Azure Monitor and Azure Log Analytics

• Azure Monitor is used to collect logs and metrics from applications and services.
• Azure Log Analytics is used to analyze logs and metrics and provide insights.

Azure Application Insights

• Azure Application Insights is used to monitor application performance and detect anomalies.
• Azure Application Insights provides tools such as Live Metrics Stream, Smart Detection, and Snapshot Debugger.

Azure Cache for Redis Commands

• Azure Cache for Redis commands are used to receive seismic data and optimize performance.
• Azure Cache for Redis commands support XREAD BLOCK and STREAMS commands.

Dynamic Configuration

• Dynamic configuration is used to implement configuration changes and scaling.
• Dynamic configuration supports App Configuration store and Sentinel keys.

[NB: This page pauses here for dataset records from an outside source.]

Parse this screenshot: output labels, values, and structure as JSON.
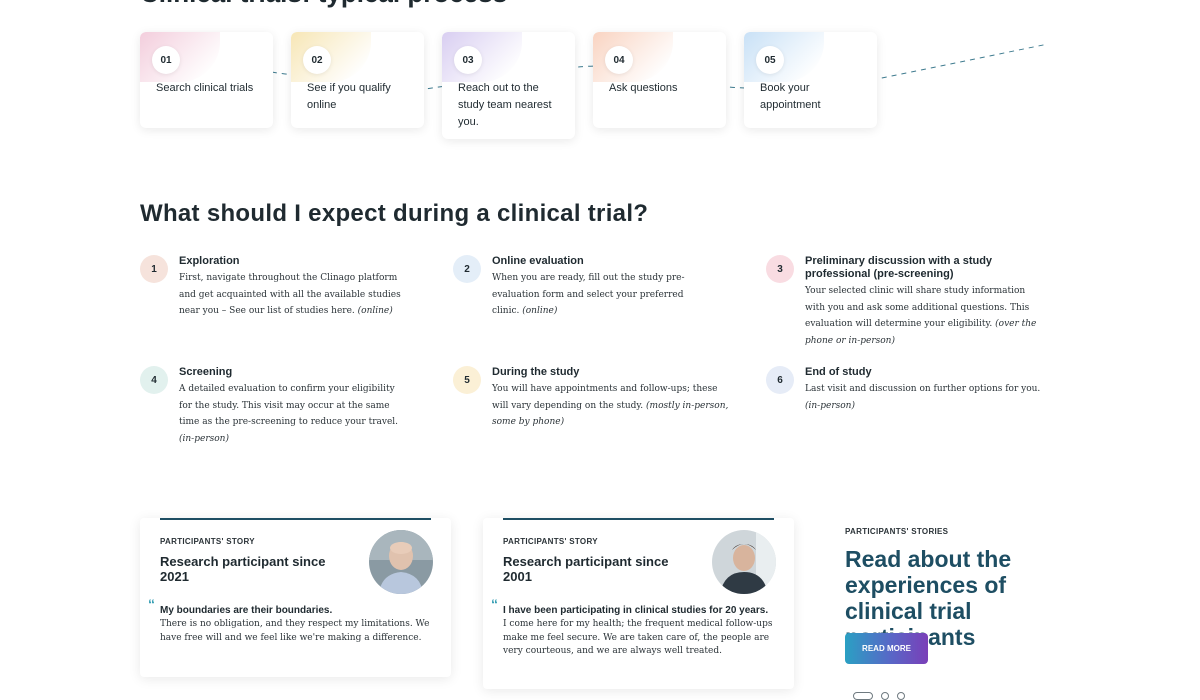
{
  "process": {
    "heading": "Clinical trials: typical process",
    "steps": [
      {
        "num": "01",
        "text": "Search clinical trials",
        "tint": "#e9a5c0"
      },
      {
        "num": "02",
        "text": "See if you qualify online",
        "tint": "#f0d27a"
      },
      {
        "num": "03",
        "text": "Reach out to the study team nearest you.",
        "tint": "#b9a6e6"
      },
      {
        "num": "04",
        "text": "Ask questions",
        "tint": "#f4b08f"
      },
      {
        "num": "05",
        "text": "Book your appointment",
        "tint": "#9cc8ef"
      }
    ]
  },
  "expect": {
    "title": "What should I expect during a clinical trial?",
    "items": [
      {
        "num": "1",
        "heading": "Exploration",
        "desc": "First, navigate throughout the Clinago platform and get acquainted with all the available studies near you – See our list of studies here.",
        "note": "(online)",
        "color": "#f6e3dc"
      },
      {
        "num": "2",
        "heading": "Online evaluation",
        "desc": "When you are ready, fill out the study pre-evaluation form and select your preferred clinic.",
        "note": "(online)",
        "color": "#e4eef8"
      },
      {
        "num": "3",
        "heading": "Preliminary discussion with a study professional (pre-screening)",
        "desc": "Your selected clinic will share study information with you and ask some additional questions. This evaluation will determine your eligibility.",
        "note": "(over the phone or in-person)",
        "color": "#f9dce2"
      },
      {
        "num": "4",
        "heading": "Screening",
        "desc": "A detailed evaluation to confirm your eligibility for the study. This visit may occur at the same time as the pre-screening to reduce your travel.",
        "note": "(in-person)",
        "color": "#e2f1ee"
      },
      {
        "num": "5",
        "heading": "During the study",
        "desc": "You will have appointments and follow-ups; these will vary depending on the study.",
        "note": "(mostly in-person, some by phone)",
        "color": "#fbf0d6"
      },
      {
        "num": "6",
        "heading": "End of study",
        "desc": "Last visit and discussion on further options for you.",
        "note": "(in-person)",
        "color": "#e6ecf7"
      }
    ]
  },
  "stories": [
    {
      "tag": "PARTICIPANTS' STORY",
      "heading": "Research participant since 2021",
      "quote": "My boundaries are their boundaries.",
      "body": "There is no obligation, and they respect my limitations. We have free will and we feel like we're making a difference.",
      "avatar": "bald-man"
    },
    {
      "tag": "PARTICIPANTS' STORY",
      "heading": "Research participant since 2001",
      "quote": "I have been participating in clinical studies for 20 years.",
      "body": "I come here for my health; the frequent medical follow-ups make me feel secure. We are taken care of, the people are very courteous, and we are always well treated.",
      "avatar": "dark-haired-man"
    }
  ],
  "stories_section": {
    "tag": "PARTICIPANTS' STORIES",
    "title": "Read about the experiences of clinical trial participants",
    "button": "READ MORE"
  }
}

Profiler and Snapshot Debugger

• Profiler is used to capture performance traces of applications without negatively affecting users.
• Snapshot Debugger is used to automatically collect the state of the source code and variables when an exception is thrown.

Azure Redis Cache Instance

• Azure Redis Cache instance is used to handle outages and metadata loss in Azure data centers.
• Azure Redis Cache instance supports AOF persistence and client connection logging.

Description

This quiz assesses your knowledge of Azure cloud computing, Docker image creation, and security features such as TLS mutual authentication and client certificate validation. It also covers stored procedures and application deployment.